In 1987 Katrin Rohde got to know a group of Burkinabé in Plön, her hometown in Northern Germany, and through them she set off for Burkina Faso for the first time. Travelling alone throughout the country she became very ill and was taken in by a customs officer and his family who nursed her back to health. By way of thanks she promised to raise money in Germany to build a school.

Having raised the money she returned to Burkina Faso a second time to organise and supervise the building of the school. On ons hand she was fascinated by the country and its people, but on the other hand she was shocked by the prevailing poverty espacially affecting children and young people. She then came back to Germany.

Encouraged by her success in building the school, she continued with lecture tours to collect money for further projects. In early 1995 she sold her belongings including her bookshop and used the capital to set up her own project. Back in Ouagadougou she rented a small typically African house.

Starting with a rubbish dump

Her focus was on streetkids and the plan was to build a home for them. Driving around in the Ford Transit she brought with her from Germany, she targeted the places she thought the kids might hang out and tried to slowly gain their trust. She provided them with medicine and one hot meal a week. She tried to gradually place some of them with families, offering the families financial support. There were frequent problems with the families and this was obviously not the ideal solution for anyone concerned, so she simply decided to put the streetkids up in her own house. This lasted for about 2 years until eventually there were 18 youngsters living together in a 3-roomed house.

 

The orphanages today

The AMPO Orphanage for Boys opened on 3rd March 1996 as the first facility set up by Katrin Rohde on the site of a former rubbish dump. The property situated in Sector 29 of Ouagadougou previously counted as part of the capital's suburbs. The city has meanwhile expanded on account of rural exodus, so that these are no longer suburbs, since the urban population has doubled in the past 10 years. The AMPO Orphanage for Girls opened only a few years later.

Today both orphanages form part of an important overall education project for 60 disadvantaged girls and boys respectively. Here they find a caring home, they have 3 meals a day and enjoy healthcare. Each child has access to an education in keeping with age and ability.

A stirring biography

Katrin Rohde shares her impressions and experiences in her book Mama Tenga, My African Life. She gives a graphic report of how she began to take care of street children leading pitiful lives marked by hunger, drugs and crime in the capital city of Ouagadougou. Over the years has set up a number of facilities for children and teenagers: orphanages, workshops and training facilities for street kids, counselling centres for young women and girls, a clinic, and much, much more - always in accordance with the principle "helping people to help themselves".

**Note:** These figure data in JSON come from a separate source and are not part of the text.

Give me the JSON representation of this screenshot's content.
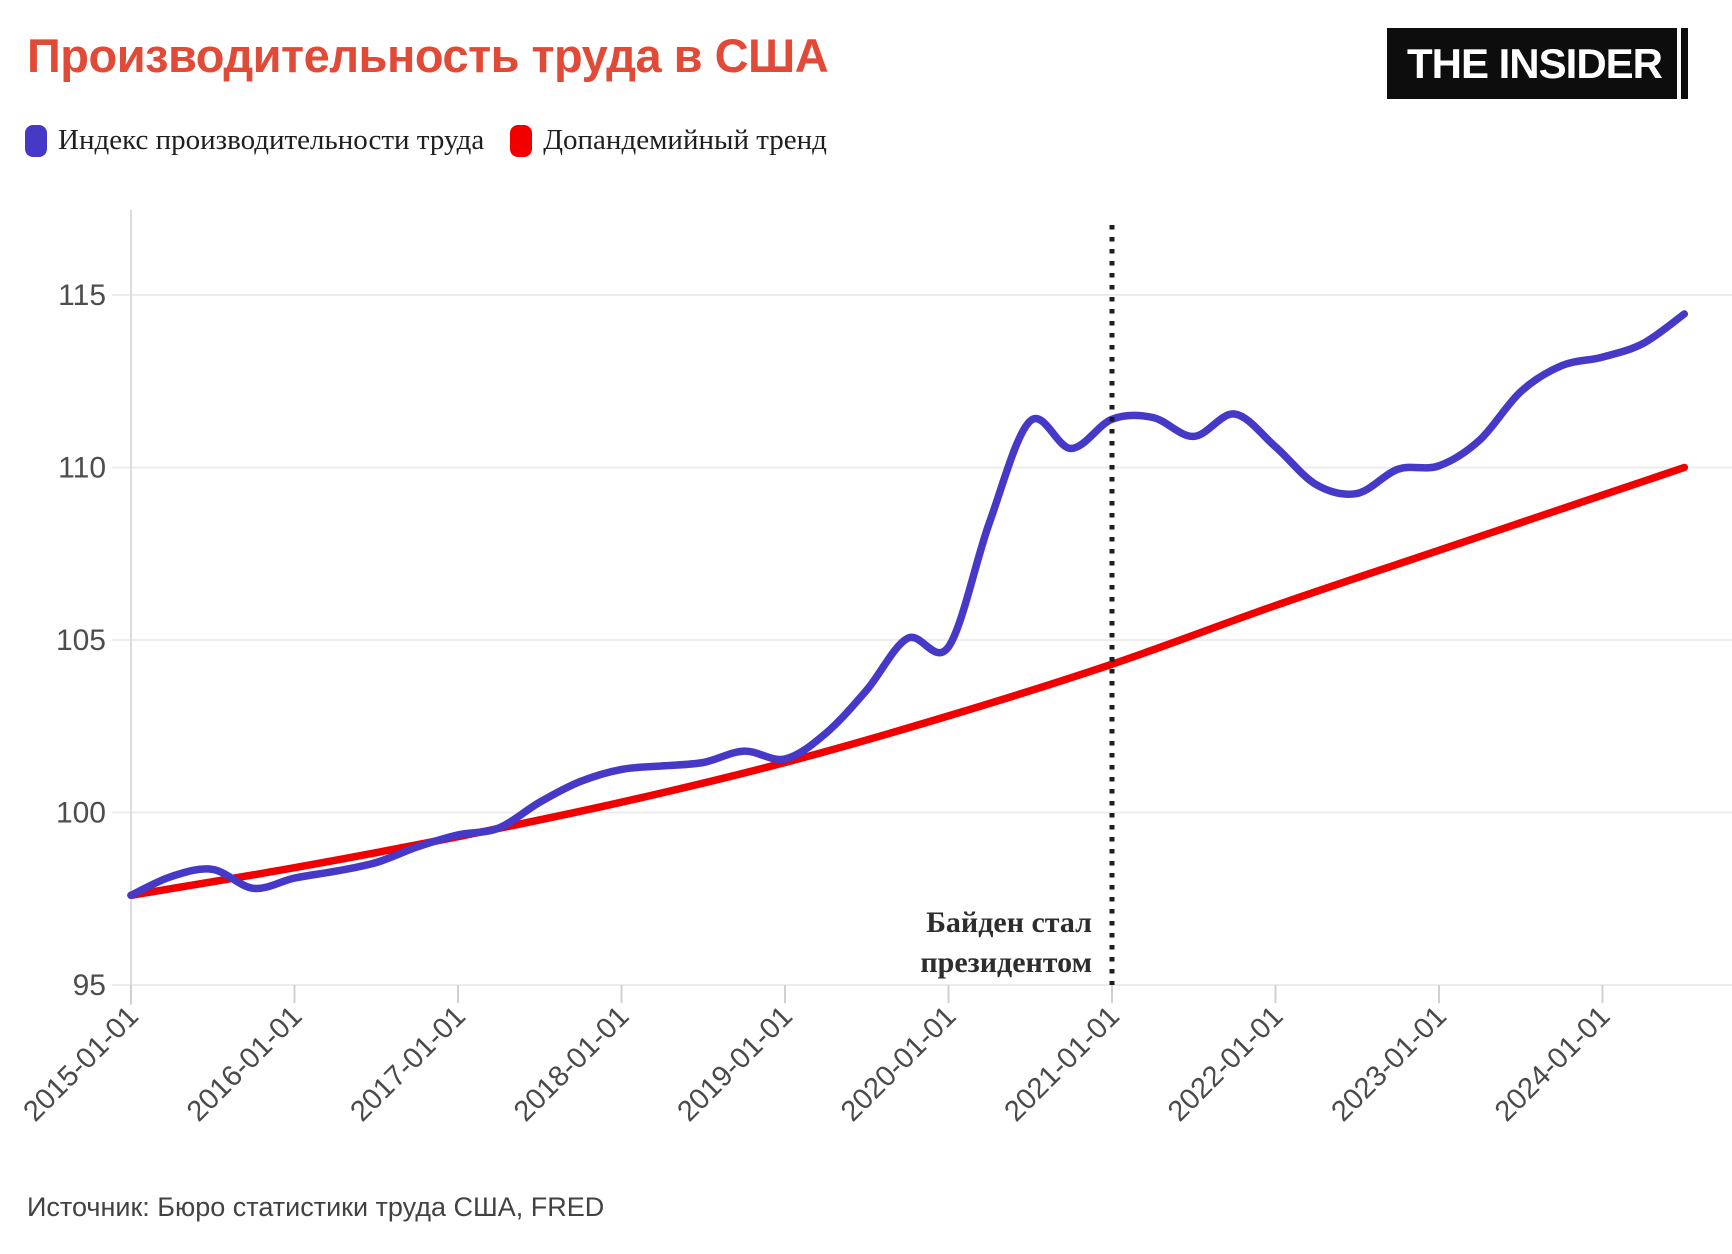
{
  "header": {
    "title": "Производительность труда в США",
    "logo_text": "THE INSIDER"
  },
  "footer": {
    "source": "Источник: Бюро статистики труда США, FRED"
  },
  "chart_data": {
    "type": "line",
    "title": "Производительность труда в США",
    "xlabel": "",
    "ylabel": "",
    "grid": "horizontal",
    "legend_position": "top-left",
    "xlim": [
      2015.0,
      2024.8
    ],
    "ylim": [
      95,
      117.6
    ],
    "y_ticks": [
      95,
      100,
      105,
      110,
      115
    ],
    "x_tick_years": [
      2015,
      2016,
      2017,
      2018,
      2019,
      2020,
      2021,
      2022,
      2023,
      2024
    ],
    "x_tick_labels": [
      "2015-01-01",
      "2016-01-01",
      "2017-01-01",
      "2018-01-01",
      "2019-01-01",
      "2020-01-01",
      "2021-01-01",
      "2022-01-01",
      "2023-01-01",
      "2024-01-01"
    ],
    "vline": {
      "x": 2021.0,
      "style": "dotted",
      "color": "#1c1c1c"
    },
    "annotation": {
      "text_lines": [
        "Байден стал",
        "президентом"
      ],
      "x": 2021.0,
      "align": "right-of-line-left"
    },
    "series": [
      {
        "name": "Индекс производительности труда",
        "color": "#4639c8",
        "x": [
          2015.0,
          2015.25,
          2015.5,
          2015.75,
          2016.0,
          2016.25,
          2016.5,
          2016.75,
          2017.0,
          2017.25,
          2017.5,
          2017.75,
          2018.0,
          2018.25,
          2018.5,
          2018.75,
          2019.0,
          2019.25,
          2019.5,
          2019.75,
          2020.0,
          2020.25,
          2020.5,
          2020.75,
          2021.0,
          2021.25,
          2021.5,
          2021.75,
          2022.0,
          2022.25,
          2022.5,
          2022.75,
          2023.0,
          2023.25,
          2023.5,
          2023.75,
          2024.0,
          2024.25,
          2024.5
        ],
        "y": [
          97.6,
          98.15,
          98.35,
          97.8,
          98.1,
          98.3,
          98.55,
          99.0,
          99.35,
          99.55,
          100.3,
          100.9,
          101.25,
          101.35,
          101.45,
          101.78,
          101.55,
          102.3,
          103.55,
          105.05,
          104.8,
          108.4,
          111.35,
          110.55,
          111.4,
          111.45,
          110.9,
          111.55,
          110.6,
          109.5,
          109.25,
          109.95,
          110.05,
          110.8,
          112.2,
          112.95,
          113.2,
          113.6,
          114.45
        ]
      },
      {
        "name": "Допандемийный тренд",
        "color": "#f20000",
        "x": [
          2015.0,
          2016.0,
          2017.0,
          2018.0,
          2019.0,
          2020.0,
          2021.0,
          2022.0,
          2023.0,
          2024.0,
          2024.5
        ],
        "y": [
          97.6,
          98.4,
          99.3,
          100.3,
          101.45,
          102.8,
          104.3,
          106.0,
          107.6,
          109.2,
          110.0
        ]
      }
    ]
  }
}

An adventurous, fateful journey to West Africa made Katrin Rohde sell everything she owned in Germany and settle in Burkina Faso. With self-assurance, courage and discipline, with humour and African equanimity she realized her projects and ideas in what are often difficult conditions. Today everyone in Burkina Faso knows her as Mama Tenga - "Mother Fatherland". A colourful, enthrallingly narrated autobiography, a testimony to human nature, that provides a deep and unusual insight into African reality and the life of people in Burkina Faso.